Some are of the opinion that corporate worship together in their sacred space with their revered liturgies and worship styles must happen soon. For them, church just isn't church if they're not in their sanctuary with their musicians singing their hymns listening to their preacher. They say, "the sooner the better."
Others are of the opinion that erring on the side of caution is best. They are concerned about people trusting the church to look out for everyone's best interest. They worry about others and carrying for the vulnerable amongst them. For them, waiting is the best option. "Better safe than sorry."
And, it seems everyone has some sort of statistical metric that they are concerned about. "We can't re-open until our area has had no rise in the rate of new cases for at least 14 days."
"A plateau isn't good enough, we need to wait until the reports of new cases actually declines."
"We've been in quarantine for 2 months. That's long enough. Temperatures have been over 90 this week. Viruses can't live in warm weather. Now's the time to open."
"We should go ahead and open at 25% capacity."
"25% capacity isn't a critical mass. We need to wait until we can open at 50% capacity."
The truth is, metrics are only PART of the picture. We definitely need to weigh the scientific evidence and to listen to what the experts are saying. But, the truth of the matter is, we are the church. While a business can rely solely on scientific evidence, we cannot. There are certain theological implications which the church must consider.
#1 - Money can't be a consideration. Businesses have a bottom line to meet. Churches do not. Some churches are concerned about a decline in tithing and giving trends. They worry about laying off staff members and paying bills. Finances cannot be a major consideration for the church. I'm not saying, "don't worry about your bills or paying your people." But I am saying, "don't let money drive your decisions. Let fidelity to God and ministry drive your decisions." With unemployment rates rising and congregants feeling strong financial pressures, it is unlikely that your giving will increase just because you returned to in-person worship.
#2 - The church is not a building. Churches have been doing very creative ministry and finding new and innovative ways to connect with members and to serve their mission fields. Continue that innovation. You are no less the church just because you are worshiping online instead of in your sanctuary. WE are the church, not our building.
#3 - Church is built on trust. If people think you are rushing or don't have their best interests at heart, they will not trust you. If they can't trust you with their physical well-being, how can they trust you with their spiritual well-being?

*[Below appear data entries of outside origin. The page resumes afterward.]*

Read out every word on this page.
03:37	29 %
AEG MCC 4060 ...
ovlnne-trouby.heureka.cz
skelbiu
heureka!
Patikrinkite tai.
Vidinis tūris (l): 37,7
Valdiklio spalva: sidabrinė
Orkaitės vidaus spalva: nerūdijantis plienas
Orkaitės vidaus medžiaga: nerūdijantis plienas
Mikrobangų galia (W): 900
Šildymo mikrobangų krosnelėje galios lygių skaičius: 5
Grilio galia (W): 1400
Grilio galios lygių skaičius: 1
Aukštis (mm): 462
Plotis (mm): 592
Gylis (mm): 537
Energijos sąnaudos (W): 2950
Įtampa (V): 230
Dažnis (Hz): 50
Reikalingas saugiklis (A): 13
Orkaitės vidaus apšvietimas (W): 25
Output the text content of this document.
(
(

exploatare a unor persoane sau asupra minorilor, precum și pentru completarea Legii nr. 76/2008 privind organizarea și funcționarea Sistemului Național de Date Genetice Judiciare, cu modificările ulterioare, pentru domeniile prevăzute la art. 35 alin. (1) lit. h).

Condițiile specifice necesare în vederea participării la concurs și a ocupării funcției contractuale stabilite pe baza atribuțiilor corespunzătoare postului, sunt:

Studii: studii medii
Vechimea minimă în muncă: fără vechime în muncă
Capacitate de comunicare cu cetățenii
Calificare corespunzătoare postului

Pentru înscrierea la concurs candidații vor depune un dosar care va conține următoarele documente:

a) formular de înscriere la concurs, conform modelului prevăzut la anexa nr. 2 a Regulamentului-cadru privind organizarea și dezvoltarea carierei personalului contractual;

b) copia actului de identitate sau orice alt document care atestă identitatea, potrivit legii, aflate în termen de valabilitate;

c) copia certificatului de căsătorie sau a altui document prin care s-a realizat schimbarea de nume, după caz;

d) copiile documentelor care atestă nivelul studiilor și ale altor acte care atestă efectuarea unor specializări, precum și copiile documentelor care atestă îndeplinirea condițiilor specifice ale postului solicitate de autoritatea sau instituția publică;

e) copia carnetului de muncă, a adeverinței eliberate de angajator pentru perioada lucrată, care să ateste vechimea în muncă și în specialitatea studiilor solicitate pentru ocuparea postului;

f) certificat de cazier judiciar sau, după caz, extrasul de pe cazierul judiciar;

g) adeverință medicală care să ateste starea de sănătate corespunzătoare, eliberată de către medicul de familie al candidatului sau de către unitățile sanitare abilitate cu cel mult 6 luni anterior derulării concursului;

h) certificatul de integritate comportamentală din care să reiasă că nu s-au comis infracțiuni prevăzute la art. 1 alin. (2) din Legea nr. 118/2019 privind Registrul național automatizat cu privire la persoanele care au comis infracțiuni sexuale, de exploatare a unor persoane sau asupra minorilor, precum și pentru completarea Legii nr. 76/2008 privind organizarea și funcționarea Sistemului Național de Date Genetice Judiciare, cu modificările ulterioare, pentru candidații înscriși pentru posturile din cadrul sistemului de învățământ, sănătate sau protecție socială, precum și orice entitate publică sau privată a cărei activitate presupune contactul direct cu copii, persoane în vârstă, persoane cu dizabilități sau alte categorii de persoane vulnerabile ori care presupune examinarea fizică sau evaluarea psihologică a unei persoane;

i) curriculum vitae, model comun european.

#4 - Jesus showed a proclivity toward vulnerable populations. The poor, the sick, and the marginalized were frequent beneficiaries of his lessons and his miracles. Who amongst us is most at risk during the age of COVID-19? The poor. The sick. Marginalized communities such as the elderly or the homeless or those who are medically fragile. If the church claims to reflect Jesus in this world, shouldn't the church show a deep concern for those most at risk?
As your church seeks answers to difficult questions regarding re-opening your facilities, take time to reflect theologically about what those decisions mean. Are you re-opening for yourself? Or, are you re-opening for others? Where is Christ in your decisions?